Cooking the Books: Dirty Talk at the Tory Conference

‘Profit is not a dirty word, says Cameron’, read the headline in the Times (2 October), anticipating what he was going to tell the Tory conference that day:

‘It is businesses that get wages in people’s pockets, food on their tables, hope for their families and success for the country,’ he will say. ‘Profit, wealth creation, tax cuts, enterprise: these are not dirty elitist words.’

Some of this is true, but some is not. It is true that businesses do pay people wages but it can be doubted that they provide ‘hope for their families’. And ‘wealth creation’ is not a dirty word as long as it is understood that it is those who work for a wage who produce wealth not the business enterprises that employ them and only pay them as wages a part of what they produce.
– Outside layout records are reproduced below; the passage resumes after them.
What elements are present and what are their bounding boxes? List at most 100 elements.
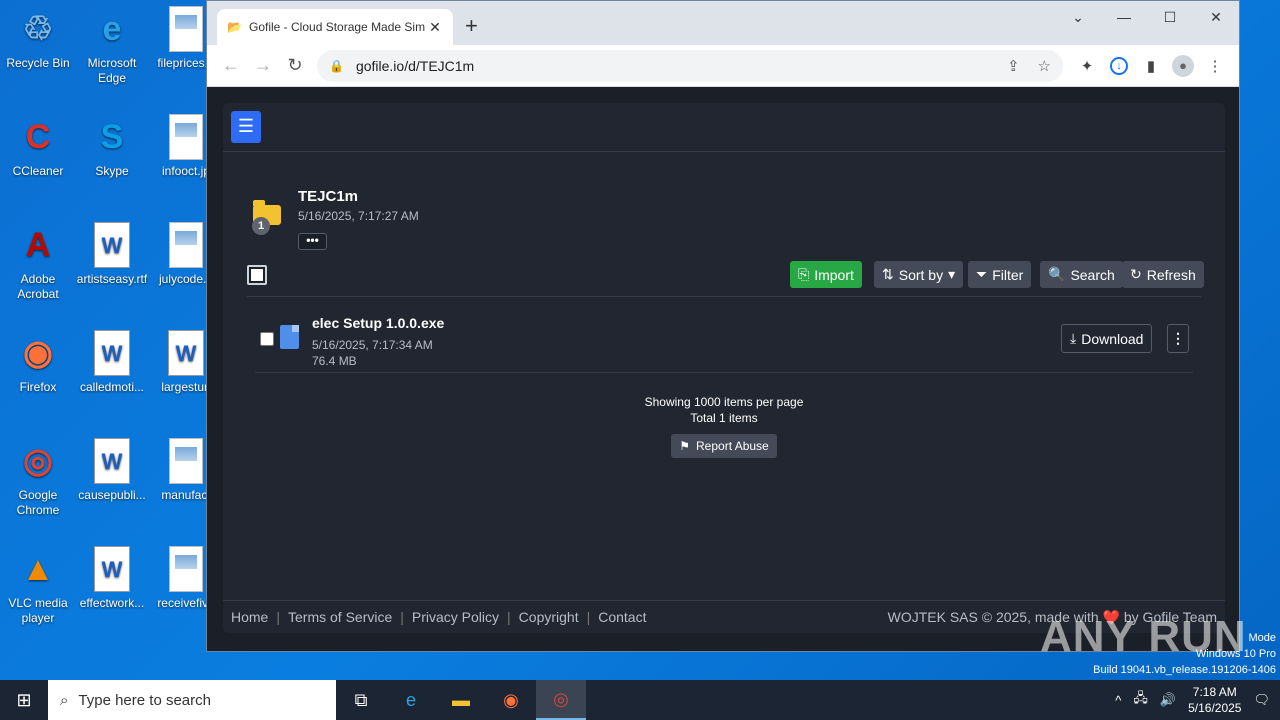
desktop-icon[interactable]: ▲ VLC media player [0, 546, 76, 626]
volume-icon[interactable]: 🔊 [1160, 692, 1176, 708]
flag-icon: ⚑ [679, 439, 691, 453]
content-card: ☰ 1 TEJC1m 5/16/2025, 7:17:27 AM ••• ⎘ I… [223, 103, 1225, 633]
import-button[interactable]: ⎘ Import [790, 261, 862, 288]
import-icon: ⎘ [798, 266, 810, 282]
desktop-icon-image: W [94, 438, 130, 484]
separator: | [507, 609, 511, 625]
close-window-button[interactable]: ✕ [1193, 1, 1239, 33]
desktop-icon-image: ♲ [22, 9, 54, 48]
divider [255, 372, 1193, 373]
footer-link-copyright[interactable]: Copyright [519, 609, 579, 625]
desktop-icon-image: C [25, 117, 51, 156]
show-hidden-icons-icon[interactable]: ^ [1115, 693, 1121, 708]
desktop-icon[interactable]: e Microsoft Edge [74, 6, 150, 86]
hamburger-menu-button[interactable]: ☰ [231, 111, 261, 143]
folder-date: 5/16/2025, 7:17:27 AM [298, 209, 419, 223]
desktop-icon[interactable]: Wartistseasy.rtf [74, 222, 150, 287]
file-name[interactable]: elec Setup 1.0.0.exe [312, 315, 444, 331]
firefox-taskbar-icon[interactable]: ◉ [486, 680, 536, 720]
file-icon [280, 325, 299, 349]
clock[interactable]: 7:18 AM 5/16/2025 [1188, 684, 1241, 716]
taskbar-search[interactable]: ⌕ Type here to search [48, 680, 336, 720]
back-button[interactable]: ← [215, 55, 247, 76]
desktop-icon[interactable]: Wcausepubli... [74, 438, 150, 503]
chrome-menu-icon[interactable]: ⋮ [1199, 57, 1231, 75]
desktop-icon[interactable]: ♲ Recycle Bin [0, 6, 76, 71]
folder-favicon-icon: 📂 [227, 20, 242, 34]
file-meta: 5/16/2025, 7:17:34 AM 76.4 MB [312, 337, 433, 369]
download-button[interactable]: ⤓ Download [1061, 324, 1153, 353]
watermark-edition: Windows 10 Pro [1195, 648, 1276, 660]
new-tab-button[interactable]: + [465, 13, 478, 39]
file-explorer-icon[interactable]: ▬ [436, 680, 486, 720]
download-icon[interactable]: ↓ [1103, 56, 1135, 75]
footer-link-privacy[interactable]: Privacy Policy [412, 609, 499, 625]
desktop-icon-image: e [102, 9, 122, 48]
desktop-icon-image: W [168, 330, 204, 376]
close-tab-icon[interactable]: ✕ [427, 19, 443, 36]
desktop-icon[interactable]: ◉ Firefox [0, 330, 76, 395]
browser-tab[interactable]: 📂 Gofile - Cloud Storage Made Sim ✕ [217, 9, 453, 45]
maximize-button[interactable]: ☐ [1147, 1, 1193, 33]
footer-link-terms[interactable]: Terms of Service [288, 609, 392, 625]
sort-label: Sort by [898, 266, 944, 283]
address-toolbar: ← → ↻ 🔒 gofile.io/d/TEJC1m ⇪ ☆ ✦ ↓ ▮ ● ⋮ [207, 45, 1239, 87]
start-button[interactable]: ⊞ [0, 680, 48, 720]
desktop-icon[interactable]: S Skype [74, 114, 150, 179]
network-icon[interactable]: 🖧 [1133, 689, 1148, 711]
desktop-icon-label: causepubli... [78, 488, 146, 502]
file-options-button[interactable]: ⋮ [1167, 324, 1189, 353]
file-checkbox[interactable] [260, 332, 274, 346]
search-button[interactable]: 🔍 Search [1040, 261, 1123, 288]
footer-link-home[interactable]: Home [231, 609, 268, 625]
search-placeholder: Type here to search [78, 691, 211, 709]
desktop-icon-image [169, 6, 203, 52]
url-text[interactable]: gofile.io/d/TEJC1m [356, 58, 989, 74]
lock-icon[interactable]: 🔒 [329, 59, 344, 73]
extensions-icon[interactable]: ✦ [1071, 57, 1103, 75]
notifications-icon[interactable]: 🗨 [1253, 692, 1270, 708]
filter-label: Filter [992, 266, 1024, 283]
desktop-icon[interactable]: C CCleaner [0, 114, 76, 179]
select-all-checkbox[interactable] [247, 265, 267, 285]
sort-by-button[interactable]: ⇅ Sort by ▾ [874, 261, 964, 288]
desktop-icon-image [169, 438, 203, 484]
desktop-icon-label: Adobe Acrobat [17, 272, 59, 301]
search-label: Search [1070, 266, 1115, 283]
desktop-icon[interactable]: Wcalledmoti... [74, 330, 150, 395]
side-panel-icon[interactable]: ▮ [1135, 57, 1167, 75]
forward-button[interactable]: → [247, 55, 279, 76]
minimize-button[interactable]: — [1101, 1, 1147, 33]
address-bar[interactable]: 🔒 gofile.io/d/TEJC1m ⇪ ☆ [317, 49, 1063, 82]
search-icon: ⌕ [60, 691, 69, 709]
desktop-icon-image: W [94, 222, 130, 268]
chrome-window: 📂 Gofile - Cloud Storage Made Sim ✕ + ⌄ … [206, 0, 1240, 652]
refresh-button[interactable]: ↻ Refresh [1122, 261, 1204, 288]
desktop-icon[interactable]: A Adobe Acrobat [0, 222, 76, 302]
footer-link-contact[interactable]: Contact [598, 609, 646, 625]
divider [223, 151, 1225, 152]
filter-button[interactable]: ⏷ Filter [968, 261, 1032, 288]
chrome-taskbar-icon[interactable]: ◎ [536, 680, 586, 720]
share-icon[interactable]: ⇪ [1007, 57, 1020, 75]
tab-title: Gofile - Cloud Storage Made Sim [249, 20, 426, 34]
desktop-icon-image: W [94, 546, 130, 592]
desktop-icon[interactable]: ◎ Google Chrome [0, 438, 76, 518]
desktop-icon-label: Firefox [19, 380, 57, 394]
search-icon: 🔍 [1048, 266, 1066, 282]
desktop-icon-image: ▲ [21, 549, 55, 588]
bookmark-star-icon[interactable]: ☆ [1038, 57, 1051, 75]
profile-avatar[interactable]: ● [1167, 54, 1199, 77]
folder-more-button[interactable]: ••• [298, 233, 327, 250]
gofile-page: ☰ 1 TEJC1m 5/16/2025, 7:17:27 AM ••• ⎘ I… [207, 87, 1239, 651]
desktop-icon-label: artistseasy.rtf [76, 272, 148, 286]
tab-search-icon[interactable]: ⌄ [1055, 1, 1101, 33]
desktop-icon[interactable]: Weffectwork... [74, 546, 150, 611]
reload-button[interactable]: ↻ [279, 55, 311, 76]
desktop-icon-label: Google Chrome [16, 488, 60, 517]
task-view-icon[interactable]: ⧉ [336, 680, 386, 720]
watermark-build: Build 19041.vb_release.191206-1406 [1093, 664, 1276, 676]
filter-icon: ⏷ [976, 266, 988, 282]
edge-taskbar-icon[interactable]: e [386, 680, 436, 720]
report-abuse-button[interactable]: ⚑ Report Abuse [671, 434, 777, 458]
As far as the workings of capitalism is concerned, Cameron’s point is valid. For capitalism, profit is not a dirty word as it’s what drives the system. It is an incentive to the profit-seeking businesses which control production under capitalism to produce, but only up to a point – the point at which it is no longer profitable to produce any more, even if some people’s needs have not been met. ‘No profit, no production’ is a basic economic law of capitalism.
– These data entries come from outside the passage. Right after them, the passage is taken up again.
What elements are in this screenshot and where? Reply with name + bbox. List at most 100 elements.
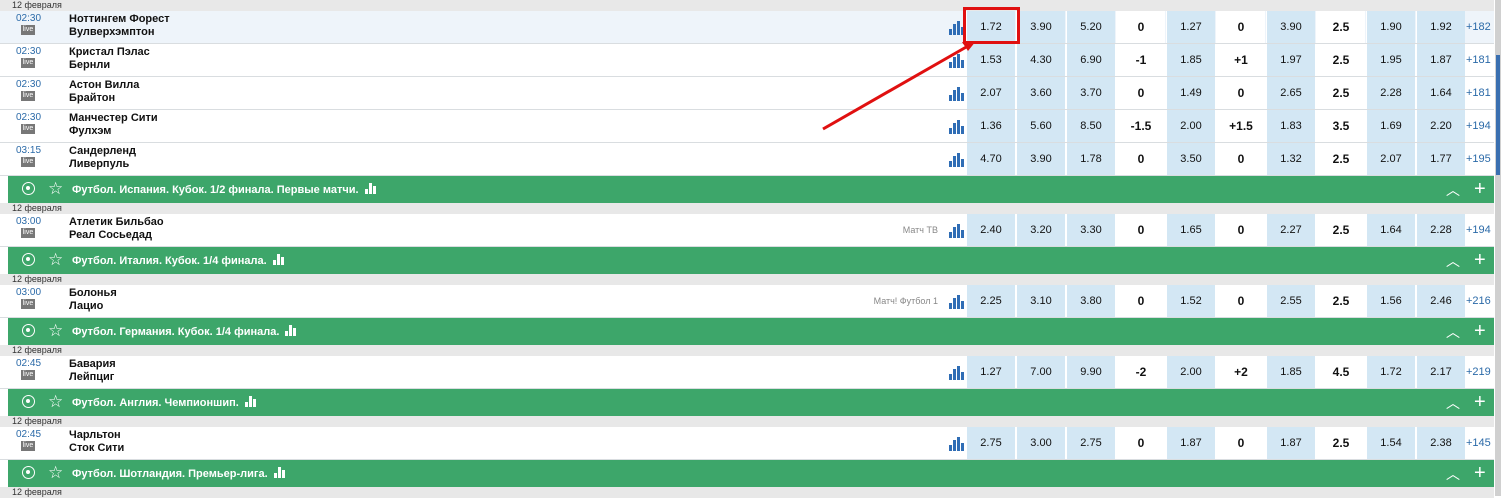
odd-under[interactable]: 2.38: [1416, 427, 1465, 459]
more-markets-link[interactable]: +182: [1466, 11, 1491, 43]
more-markets-link[interactable]: +219: [1466, 356, 1491, 388]
match-row[interactable]: 02:45 live Чарльтон Сток Сити 2.75 3.00 2.75 0 1…: [0, 427, 1494, 460]
league-title[interactable]: Футбол. Испания. Кубок. 1/2 финала. Перв…: [72, 183, 378, 196]
odd-draw[interactable]: 4.30: [1016, 44, 1065, 76]
odd-handicap-away[interactable]: 2.55: [1266, 285, 1315, 317]
away-team[interactable]: Сток Сити: [69, 442, 124, 454]
away-team[interactable]: Лацио: [69, 300, 103, 312]
odd-away[interactable]: 3.70: [1066, 77, 1115, 109]
away-team[interactable]: Ливерпуль: [69, 158, 129, 170]
odd-home[interactable]: 2.75: [966, 427, 1015, 459]
odd-draw[interactable]: 3.90: [1016, 11, 1065, 43]
match-row[interactable]: 03:00 live Атлетик Бильбао Реал Сосьедад Мат…: [0, 214, 1494, 247]
stats-bar-chart-icon[interactable]: [949, 153, 966, 167]
odd-draw[interactable]: 3.00: [1016, 427, 1065, 459]
home-team[interactable]: Чарльтон: [69, 429, 121, 441]
chevron-up-icon[interactable]: ︿: [1446, 464, 1460, 484]
odd-over[interactable]: 1.95: [1366, 44, 1415, 76]
odd-handicap-home[interactable]: 3.50: [1166, 143, 1215, 175]
odd-home[interactable]: 2.25: [966, 285, 1015, 317]
odd-handicap-home[interactable]: 1.49: [1166, 77, 1215, 109]
home-team[interactable]: Бавария: [69, 358, 116, 370]
odd-under[interactable]: 2.46: [1416, 285, 1465, 317]
odd-handicap-home[interactable]: 1.85: [1166, 44, 1215, 76]
league-title[interactable]: Футбол. Шотландия. Премьер-лига.: [72, 467, 287, 480]
home-team[interactable]: Манчестер Сити: [69, 112, 158, 124]
odd-away[interactable]: 1.78: [1066, 143, 1115, 175]
home-team[interactable]: Кристал Пэлас: [69, 46, 150, 58]
odd-over[interactable]: 1.72: [1366, 356, 1415, 388]
stats-bar-chart-icon[interactable]: [949, 120, 966, 134]
odd-home[interactable]: 2.07: [966, 77, 1015, 109]
odd-over[interactable]: 1.64: [1366, 214, 1415, 246]
league-title[interactable]: Футбол. Англия. Чемпионшип.: [72, 396, 258, 409]
odd-over[interactable]: 1.54: [1366, 427, 1415, 459]
more-markets-link[interactable]: +195: [1466, 143, 1491, 175]
odd-draw[interactable]: 3.60: [1016, 77, 1065, 109]
odd-handicap-away[interactable]: 2.65: [1266, 77, 1315, 109]
match-row[interactable]: 02:30 live Астон Вилла Брайтон 2.07 3.60 3.70 0…: [0, 77, 1494, 110]
stats-bar-chart-icon[interactable]: [949, 437, 966, 451]
odd-handicap-away[interactable]: 1.83: [1266, 110, 1315, 142]
odd-handicap-away[interactable]: 2.27: [1266, 214, 1315, 246]
odd-draw[interactable]: 3.20: [1016, 214, 1065, 246]
odd-draw[interactable]: 3.10: [1016, 285, 1065, 317]
odd-home[interactable]: 1.27: [966, 356, 1015, 388]
odd-under[interactable]: 2.17: [1416, 356, 1465, 388]
odd-home[interactable]: 1.53: [966, 44, 1015, 76]
chevron-up-icon[interactable]: ︿: [1446, 251, 1460, 271]
odd-draw[interactable]: 7.00: [1016, 356, 1065, 388]
odd-under[interactable]: 1.64: [1416, 77, 1465, 109]
match-row[interactable]: 02:30 live Кристал Пэлас Бернли 1.53 4.30 6.90…: [0, 44, 1494, 77]
odd-handicap-away[interactable]: 1.97: [1266, 44, 1315, 76]
chevron-up-icon[interactable]: ︿: [1446, 322, 1460, 342]
odd-over[interactable]: 2.07: [1366, 143, 1415, 175]
away-team[interactable]: Реал Сосьедад: [69, 229, 152, 241]
away-team[interactable]: Фулхэм: [69, 125, 111, 137]
odd-over[interactable]: 1.90: [1366, 11, 1415, 43]
odd-under[interactable]: 2.20: [1416, 110, 1465, 142]
odd-away[interactable]: 2.75: [1066, 427, 1115, 459]
chevron-up-icon[interactable]: ︿: [1446, 180, 1460, 200]
match-row[interactable]: 02:45 live Бавария Лейпциг 1.27 7.00 9.90 -2 2.0…: [0, 356, 1494, 389]
star-icon[interactable]: ☆: [48, 250, 63, 270]
odd-over[interactable]: 1.69: [1366, 110, 1415, 142]
odd-away[interactable]: 9.90: [1066, 356, 1115, 388]
stats-bar-chart-icon[interactable]: [949, 87, 966, 101]
plus-icon[interactable]: +: [1474, 319, 1486, 343]
more-markets-link[interactable]: +181: [1466, 77, 1491, 109]
plus-icon[interactable]: +: [1474, 461, 1486, 485]
odd-home[interactable]: 4.70: [966, 143, 1015, 175]
odd-handicap-home[interactable]: 2.00: [1166, 110, 1215, 142]
match-row[interactable]: 03:15 live Сандерленд Ливерпуль 4.70 3.90 1.78…: [0, 143, 1494, 176]
odd-draw[interactable]: 3.90: [1016, 143, 1065, 175]
odd-handicap-away[interactable]: 1.87: [1266, 427, 1315, 459]
home-team[interactable]: Астон Вилла: [69, 79, 139, 91]
plus-icon[interactable]: +: [1474, 390, 1486, 414]
odd-over[interactable]: 2.28: [1366, 77, 1415, 109]
odd-under[interactable]: 1.92: [1416, 11, 1465, 43]
league-header[interactable]: ☆ Футбол. Испания. Кубок. 1/2 финала. Пер…: [8, 176, 1494, 203]
odd-draw[interactable]: 5.60: [1016, 110, 1065, 142]
odd-over[interactable]: 1.56: [1366, 285, 1415, 317]
match-row[interactable]: 02:30 live Манчестер Сити Фулхэм 1.36 5.60 8.5…: [0, 110, 1494, 143]
league-title[interactable]: Футбол. Германия. Кубок. 1/4 финала.: [72, 325, 298, 338]
more-markets-link[interactable]: +194: [1466, 110, 1491, 142]
match-row[interactable]: 02:30 live Ноттингем Форест Вулверхэмптон 1.…: [0, 11, 1494, 44]
league-header[interactable]: ☆ Футбол. Шотландия. Премьер-лига. ︿ +: [8, 460, 1494, 487]
odd-handicap-home[interactable]: 2.00: [1166, 356, 1215, 388]
home-team[interactable]: Сандерленд: [69, 145, 136, 157]
plus-icon[interactable]: +: [1474, 248, 1486, 272]
odd-away[interactable]: 6.90: [1066, 44, 1115, 76]
odd-handicap-home[interactable]: 1.65: [1166, 214, 1215, 246]
odd-handicap-home[interactable]: 1.87: [1166, 427, 1215, 459]
odd-handicap-away[interactable]: 3.90: [1266, 11, 1315, 43]
star-icon[interactable]: ☆: [48, 463, 63, 483]
more-markets-link[interactable]: +194: [1466, 214, 1491, 246]
league-header[interactable]: ☆ Футбол. Италия. Кубок. 1/4 финала. ︿ +: [8, 247, 1494, 274]
more-markets-link[interactable]: +181: [1466, 44, 1491, 76]
odd-under[interactable]: 2.28: [1416, 214, 1465, 246]
more-markets-link[interactable]: +216: [1466, 285, 1491, 317]
odd-home[interactable]: 1.36: [966, 110, 1015, 142]
league-header[interactable]: ☆ Футбол. Германия. Кубок. 1/4 финала. ︿ +: [8, 318, 1494, 345]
The pursuit of profits distorts production by only responding to what people can pay for rather than what they need, so the richer you are the more and better you get while the needs of those who can’t pay are not met. ‘Can’t pay, can’t have’ is another basic economic law of capitalism.

The pursuit of profits also leads from time to time to overproduction (in relation to the market not needs) and the sort of economic downward that we are now in. No wonder supporters of capitalism have to work hard to try to convince people that profit is not a dirty work.

A couple of days earlier the Chancellor of the Exchequer, George Osborne, also had a go at criticising socialism, saying that for Ed Miliband (as if he was a socialist):

‘the global free market equates to a race to the bottom with the gains being shared among a smaller and smaller group of people. This is essentially the argument Karl Marx made in Das Kapital.’

Actually, Marx did say something like this, but in a speech he gave on Free Trade to a meeting of radical democrats in Brussels in 1848 rather than in Capital.

Osborne implies that, like what he accused Miliband of, Marx too wanted to try to protect people from the workings of the ‘global free market’. But he didn’t. He said he was in favour of free trade as he thought, somewhat over-optimistically, that this would speed the social revolution:

‘But, in general, the protective system of our day is conservative, while the free trade system is destructive. It breaks up old nationalities and pushes the antagonism of the proletariat and the bourgeoisie to the extreme point. In a word, the free trade system hastens the social revolution. It is in this revolutionary sense alone, gentlemen, that I vote in favour of free trade.’

Socialists still look forward to the social revolution Marx was anticipating which will replace the capitalist world market by a global socialism where, on the basis of the common ownership of the world’s resources, there would be production directly to meet people’s needs rather than for sale on a market with a view to profit.